Firewall Setup and Management

Question 1

What sections are included in this deck?

Answer 1

Firebox activation and setup wizards
Default policies and subscription services
Firebox management tools
Firebox configuration files and backup images
Feature keys
Fireware OS upgrades
Default Threat Protection
Global settings, NTP, and SNMP
Firewall policy basics

Question 2

What are the two ways to set up a Firebox?

Answer 2

Locally-managed — Use a setup wizard to configure and use Fireware Web UI or WatchGuard System Manager to manage.
Cloud-managed — Add to WatchGuard Cloud and configure as cloud-managed device. (Factory-default settings connect to WatchGuard Cloud to get configuration.)

Question 3

How do you activate a Firebox?

Answer 3

Create account on WatchGuard website — login.watchguard.com/AccountManager/Login/StartRegistration
Go to watchguard.com/activate
Enter Firebox serial number
After you activate paste the feature key to a local file!

Question 4

What factory-default settings does the Firebox have?

Answer 4

Fireboxes come with ETH0, ETH1, ETH2, ETH24, ETH32, and WIRELESS depending on model. 0,1,2 are on all Fireboxes

Question 5

What setup wizards are available for the Firebox?

Answer 5

Web Setup Wizard (through browser) and Quick Setup Wizard for Watchguard System Manager (WSM)
The Web Setup Wizard can help with activation; the Quick Setup Wizard can’t do that, but provides more configuration granularity.

Question 6

What information is needed before running the setup wizard?

Answer 6

Feature key — required for full functionality and enables setup wizard to auto-configure subscription services.
- If Eth0 on the Firebox is connected to a network with Internet access, the wizard auto-download the feature key
- If no Internet access, get feature key and copy into the setup wizard

A computer with Ethernet or Wi-Fi to connect to wireless Firebox running Fireware v12.5.3 or higher

External network configuration (DHCP, Static, or PPPoE)

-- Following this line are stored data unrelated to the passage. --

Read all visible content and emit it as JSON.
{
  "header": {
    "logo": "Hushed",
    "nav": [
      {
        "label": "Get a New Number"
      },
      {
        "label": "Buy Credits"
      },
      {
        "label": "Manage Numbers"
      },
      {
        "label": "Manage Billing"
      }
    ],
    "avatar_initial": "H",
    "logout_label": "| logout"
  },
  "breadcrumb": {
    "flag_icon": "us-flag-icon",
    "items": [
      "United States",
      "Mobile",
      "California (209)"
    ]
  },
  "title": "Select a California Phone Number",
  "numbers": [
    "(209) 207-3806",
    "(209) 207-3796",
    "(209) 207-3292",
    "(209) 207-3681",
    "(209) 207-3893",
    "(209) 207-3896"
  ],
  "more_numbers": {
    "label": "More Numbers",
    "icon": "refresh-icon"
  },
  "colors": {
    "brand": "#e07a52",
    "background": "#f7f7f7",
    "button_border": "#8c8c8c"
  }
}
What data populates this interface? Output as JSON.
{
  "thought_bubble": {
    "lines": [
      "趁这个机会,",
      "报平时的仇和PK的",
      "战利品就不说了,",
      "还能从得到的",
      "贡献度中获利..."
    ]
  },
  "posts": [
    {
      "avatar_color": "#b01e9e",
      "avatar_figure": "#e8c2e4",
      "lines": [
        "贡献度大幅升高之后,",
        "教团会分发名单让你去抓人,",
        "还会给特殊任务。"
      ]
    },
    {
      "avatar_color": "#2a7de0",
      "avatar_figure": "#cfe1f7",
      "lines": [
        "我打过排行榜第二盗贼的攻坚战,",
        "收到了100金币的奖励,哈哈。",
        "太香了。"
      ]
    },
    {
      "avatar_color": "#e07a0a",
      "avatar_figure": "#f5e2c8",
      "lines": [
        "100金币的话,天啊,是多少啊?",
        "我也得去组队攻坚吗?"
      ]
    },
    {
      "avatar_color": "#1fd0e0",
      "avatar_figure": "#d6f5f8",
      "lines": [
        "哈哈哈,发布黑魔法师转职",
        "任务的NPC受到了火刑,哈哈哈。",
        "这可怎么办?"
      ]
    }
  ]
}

Trusted network IP address for your internal network

Question 7

What other configuration methods are found in Wizards?

Answer 7

Outside scope of training, but include:
- Cloud Managed
- Backup Deploy
-Backup Image

Question 8

Memorization: What are the default policies included in the Setup Wizards?

Answer 8

Default Policies
- FTP-proxy
- HTTP-proxy
- HTTPS-proxy
- WatchGuard Certificate Portal
- WatchGuard Web UI
- Ping
- DNS
- WatchGuard
- Outgoing

Question 9

Memorization: What are the possible enabled services included by default in the Setup Wizards?

Answer 9

Enabled Services (if licensed in the feature key)
- WebBlocker
- Gateway AntiVirus
- Intrusion Prevention
- Application Control
- Reputation Enabled Defense
- APT Blocker
- Botnet Detection
- Geolocation

Question 10

Special default policy items to remember:

Answer 10

The default policies allow outgoing FTP, Ping, TCP and UDP connections, NOT incoming for these protocols.
Default FTP, HTTP, and HTTPS proxy actions enable services and enable logging for reports.